The old adage of the blind men describing an elephant based on their experience touching different parts of it applies to western water. In the past few years, we’ve seen bits and pieces of the puzzle: a well, and then two wells, and then a town goes dry. A farmer has to shift from water-intensive crops to something else, or let land go fallow. Vast man-made reservoirs start to go dry. Groundwater levels plummet, yet the response is to try to drill new and deeper wells and pump harder, or build another dam, or move water from an ever-more-distant river basin. Competition between industry and farming increases. And politicians run back to old, tired, half-solutions rather than face up to the fact that we live in a changed and changing world.
Here are a few pieces of the puzzle that we had better start to put together into a coherent picture if we hope to change our direction.
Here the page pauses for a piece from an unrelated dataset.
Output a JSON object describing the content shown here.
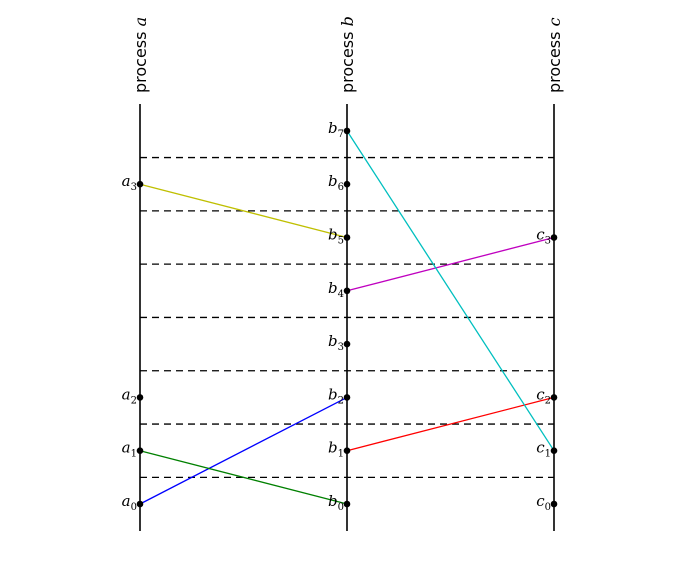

- In January 2012, the Texas town of Spicewood Beach ran out of water. Then Magdalena, New Mexico ran out. More recently, Barnhart, Texas. Now Texas publishes a list of towns either out or running out of freshwater. In some parts of Texas, demands for water for fracking are now competing directly with municipal demands.
- Because of a severe, multi-year drought (described as “the worst 14-year drought period in the last hundred years”) and excessive water demands, the US Bureau of Reclamation, this week,announced it will cut water released from Lake Powell on the Colorado River to the lowest level since the massive reservoir was filled in the 1960s. Water levels in Lake Mead have already dropped more than 100 feet since the current drought began in 2000, but even in an average year, there is simply more demand than supply.
- Las Vegas is so desperate for new supplies they have proposed a series of massive and controversial ideas, including: a $15+ billion pipeline to tap into groundwater aquifers in other parts of the state, diverting the Missouri River to the west, and building desalination plants in Southern California or Mexico so they can take a bigger share of the Colorado.